Con un entrenamiento adecuado y unas simples precauciones, cualquier perro es capaz de realizar viajes en auto de mediana distancia sin ningún problema y sin ponerle los nervios de punta a sus compañeros de ruta con ladridos o aullidos.
 

  • 1. En primer lugar debemos preocuparnos de la seguridad, ya que un animal de cualquier tamaño suelto al interior del vehículo podría distraer al conductor o incluso poner en riesgo a toda la familia. Debemos recordar que la ley es clara al señalar que está prohibido llevar animales en el asiento delantero, y que deben ir asegurados mediante jaulas o arneses en la parte de atrás.
     
    Por lo mismo, es fundamental contar con un sistema que restrinja su movimiento sin perjudicar su bienestar y comodidad. El mercado ofrece varias alternativas que se ajustan al tamaño, necesidad y características de cada perro o gato y la mayoría de ellas están diseñadas para adaptarse a los cinturones de seguridad del vehículo y así proteger también la integridad del animal en caso de accidente (nunca los amarres con la propia correa, ya que podría sufrir alguna lesión al momento de realizar un frenado brusco o de chocar).
  • 2. Para el viaje, no olvides empacar algunas cosas básicas como su alimento, un recipiente para el agua y algunos de sus juguetes favoritos. Para mantenerlo ocupado, rellenar un juguete tipo Kong con comida puede ser la solución perfecta para que no se aburra y se ponga ansioso. Otra alternativa son los huesos de cartílago u otro material que pueda morder para estar calmado.

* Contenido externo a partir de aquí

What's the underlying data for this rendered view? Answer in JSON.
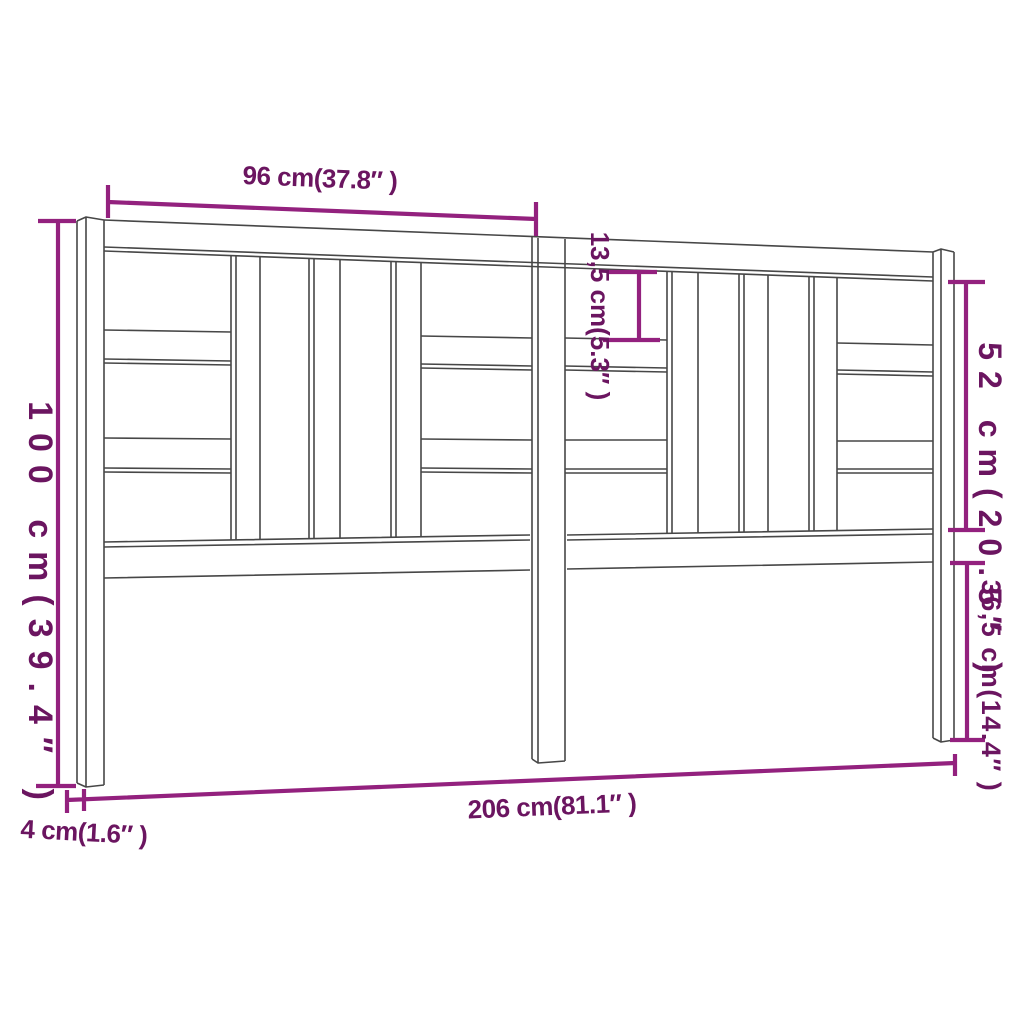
{
  "diagram": {
    "kind": "furniture-dimension-diagram",
    "subject": "headboard"
  },
  "dimensions": {
    "top_section_width": "96 cm(37.8″ )",
    "top_gap_height": "13,5 cm(5.3″ )",
    "inner_panel_height": "52 cm(20.5″ )",
    "total_height": "100 cm(39.4″ )",
    "leg_section_height": "36,5 cm(14.4″ )",
    "total_width": "206 cm(81.1″ )",
    "thickness": "4 cm(1.6″ )"
  },
  "colors": {
    "background": "#FFFFFF",
    "drawing_line": "#474747",
    "dimension_line": "#93217E",
    "dimension_text": "#6B1560"
  }
}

  • 3. En el caso de que ya hayas intentado realizar un viaje y el resultado no fue muy positivo, existen algunas medidas sencillas que te pueden ayudar en una próxima aventura. En primer lugar, consulta con tu veterinario ya que el origen de un mal comportamiento podría atribuirse a mareos. Fíjate, por ejemplo, si durante algún paseo en auto el perro comienza a salivar más de la cuenta, temblar o adopta posiciones encorvadas.
  • 4. Por otro lado, si percibes que es temor lo que siente el animal, intenta resolverlo dándole de comer al interior del vehículo al menos una vez al día. Primero hazlo con el motor apagado, luego prendido, y con el correr de los días prueba realizando vueltas de corta duración que terminen en algún destino entretenido para que la asociación que haga tu mejor amigo sea positiva.

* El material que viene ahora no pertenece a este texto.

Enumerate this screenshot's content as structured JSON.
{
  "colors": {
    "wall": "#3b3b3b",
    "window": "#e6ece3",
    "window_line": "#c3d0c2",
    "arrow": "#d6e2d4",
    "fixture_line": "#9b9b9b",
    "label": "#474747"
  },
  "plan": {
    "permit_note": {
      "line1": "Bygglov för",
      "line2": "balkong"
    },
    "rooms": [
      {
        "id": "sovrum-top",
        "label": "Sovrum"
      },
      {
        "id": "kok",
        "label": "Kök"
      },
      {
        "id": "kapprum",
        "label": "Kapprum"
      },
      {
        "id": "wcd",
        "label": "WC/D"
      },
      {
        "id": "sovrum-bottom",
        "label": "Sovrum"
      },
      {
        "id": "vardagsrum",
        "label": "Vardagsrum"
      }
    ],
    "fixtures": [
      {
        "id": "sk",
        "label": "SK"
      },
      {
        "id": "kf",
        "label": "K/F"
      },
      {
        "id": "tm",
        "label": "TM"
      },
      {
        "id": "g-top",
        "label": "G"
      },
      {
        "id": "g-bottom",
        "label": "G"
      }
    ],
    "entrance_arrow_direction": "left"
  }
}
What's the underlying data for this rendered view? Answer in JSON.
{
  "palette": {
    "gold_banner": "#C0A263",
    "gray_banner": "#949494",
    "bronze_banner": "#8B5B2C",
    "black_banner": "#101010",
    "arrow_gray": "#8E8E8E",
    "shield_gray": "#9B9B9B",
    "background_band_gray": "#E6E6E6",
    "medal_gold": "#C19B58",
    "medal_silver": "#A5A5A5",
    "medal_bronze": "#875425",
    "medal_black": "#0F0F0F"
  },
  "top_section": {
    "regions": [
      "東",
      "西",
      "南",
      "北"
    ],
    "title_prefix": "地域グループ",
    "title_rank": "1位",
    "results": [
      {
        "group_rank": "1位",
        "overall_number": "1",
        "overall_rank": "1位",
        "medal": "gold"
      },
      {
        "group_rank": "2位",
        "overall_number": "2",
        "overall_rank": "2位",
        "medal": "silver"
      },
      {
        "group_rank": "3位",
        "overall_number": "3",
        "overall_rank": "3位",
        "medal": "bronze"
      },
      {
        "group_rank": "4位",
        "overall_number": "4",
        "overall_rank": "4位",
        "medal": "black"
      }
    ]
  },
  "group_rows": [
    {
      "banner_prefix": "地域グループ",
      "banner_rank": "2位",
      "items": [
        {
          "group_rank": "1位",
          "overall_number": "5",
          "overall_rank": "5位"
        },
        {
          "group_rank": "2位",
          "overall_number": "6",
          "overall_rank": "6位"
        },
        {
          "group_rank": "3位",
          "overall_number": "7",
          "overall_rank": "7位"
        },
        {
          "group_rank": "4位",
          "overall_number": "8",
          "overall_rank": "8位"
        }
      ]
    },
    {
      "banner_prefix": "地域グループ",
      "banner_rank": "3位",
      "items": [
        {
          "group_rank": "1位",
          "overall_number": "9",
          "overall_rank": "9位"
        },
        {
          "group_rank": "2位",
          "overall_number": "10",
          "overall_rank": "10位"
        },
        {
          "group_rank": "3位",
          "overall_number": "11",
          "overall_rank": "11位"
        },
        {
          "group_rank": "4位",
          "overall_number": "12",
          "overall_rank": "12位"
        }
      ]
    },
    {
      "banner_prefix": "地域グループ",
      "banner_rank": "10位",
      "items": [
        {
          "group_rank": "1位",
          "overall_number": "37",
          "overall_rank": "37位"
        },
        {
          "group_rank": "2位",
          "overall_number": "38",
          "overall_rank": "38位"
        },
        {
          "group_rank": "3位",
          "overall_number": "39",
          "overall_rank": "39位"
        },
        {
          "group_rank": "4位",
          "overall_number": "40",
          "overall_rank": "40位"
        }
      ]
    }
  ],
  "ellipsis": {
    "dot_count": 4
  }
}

  • 5. Por último, un problema recurrente en algunos perros es que al estar tan acostumbrados a hacer sus necesidades en cierto lugar, se rehúsan a hacerlo en otra parte, causando retrasos en el viaje. Para solucionar este tema, entrénalo con una palabra clave que se convertirá en un comando para cuando necesites que se apure.

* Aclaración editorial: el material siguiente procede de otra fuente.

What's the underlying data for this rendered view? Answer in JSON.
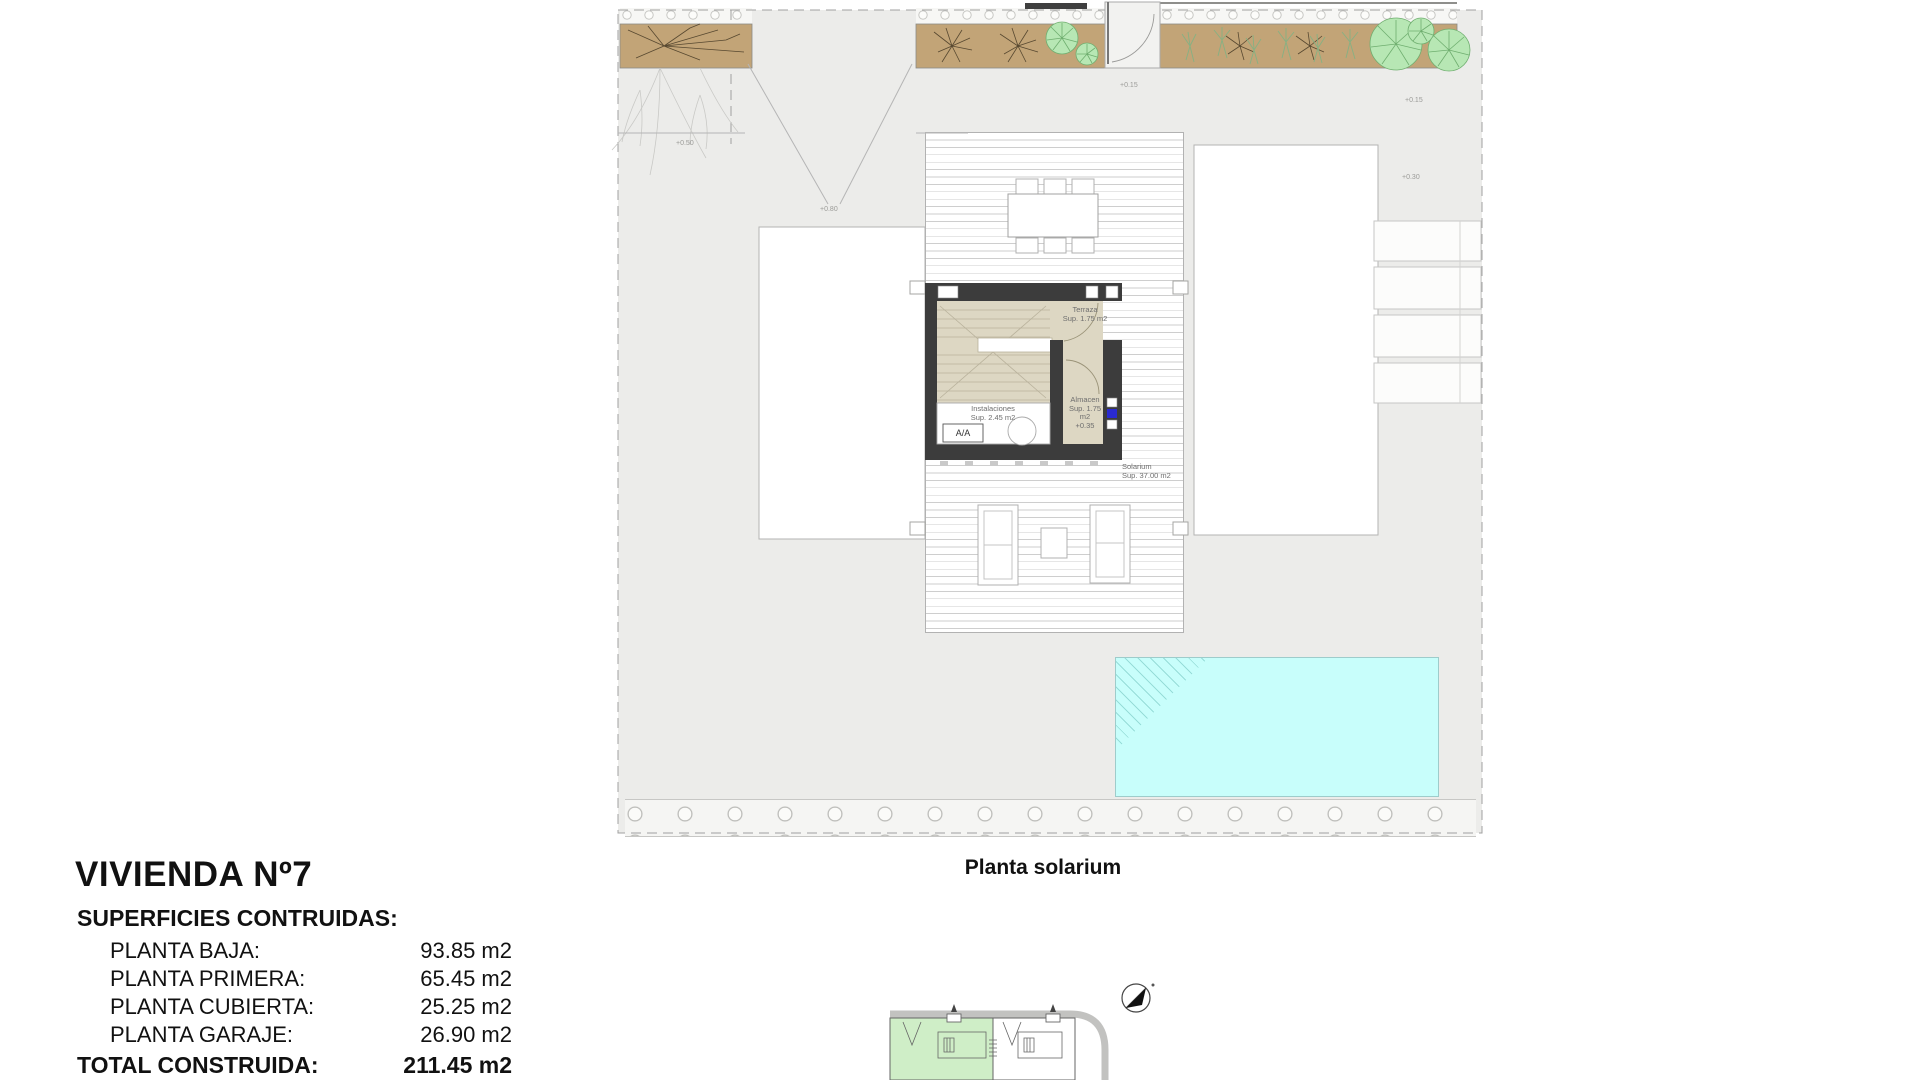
{
  "title_block": {
    "title": "VIVIENDA Nº7",
    "subtitle": "SUPERFICIES CONTRUIDAS:",
    "rows": [
      {
        "label": "PLANTA BAJA:",
        "value": "93.85 m2"
      },
      {
        "label": "PLANTA PRIMERA:",
        "value": "65.45 m2"
      },
      {
        "label": "PLANTA CUBIERTA:",
        "value": "25.25 m2"
      },
      {
        "label": "PLANTA GARAJE:",
        "value": "26.90 m2"
      }
    ],
    "total_label": "TOTAL CONSTRUIDA:",
    "total_value": "211.45 m2"
  },
  "drawing": {
    "caption": "Planta solarium",
    "labels": {
      "terraza": {
        "name": "Terraza",
        "area": "Sup. 1.75 m2"
      },
      "instalaciones": {
        "name": "Instalaciones",
        "area": "Sup. 2.45 m2"
      },
      "almacen": {
        "name": "Almacen",
        "area": "Sup. 1.75 m2",
        "level": "+0.35"
      },
      "solarium": {
        "name": "Solarium",
        "area": "Sup. 37.00 m2"
      },
      "aa_unit": "A/A"
    },
    "level_markers": [
      {
        "text": "+0.15"
      },
      {
        "text": "+0.15"
      },
      {
        "text": "+0.30"
      },
      {
        "text": "+0.50"
      },
      {
        "text": "+0.80"
      }
    ]
  },
  "colors": {
    "plot_fill": "#ececea",
    "planter_fill": "#c2a477",
    "core_wall": "#3c3c3c",
    "core_floor": "#ddd7c3",
    "pool_fill": "#c8fefb",
    "tree_fill": "#b7e7b4",
    "minimap_highlight": "#cfeec7",
    "marker_blue": "#2a2ad0"
  }
}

Para hacerlo, necesitas algunas semanas de trabajo en el que tendrás que estar pendiente de darle la orden cada vez que esté a punto de orinar. Cuando observes que esté olfateando, dando vueltas en círculos o acercándose a su árbol favorito, diles alguna palabra clave que elijas, y prémialo entusiastamente cuando lo haga.
 
Si consigues resolver todos estos puntos, no habrá excusas para no subir a tu perrito o gatito al auto y llevártelo a donde quiera que vayas. Con seguridad, serán unas vacaciones que ninguno de los dos olvidarán.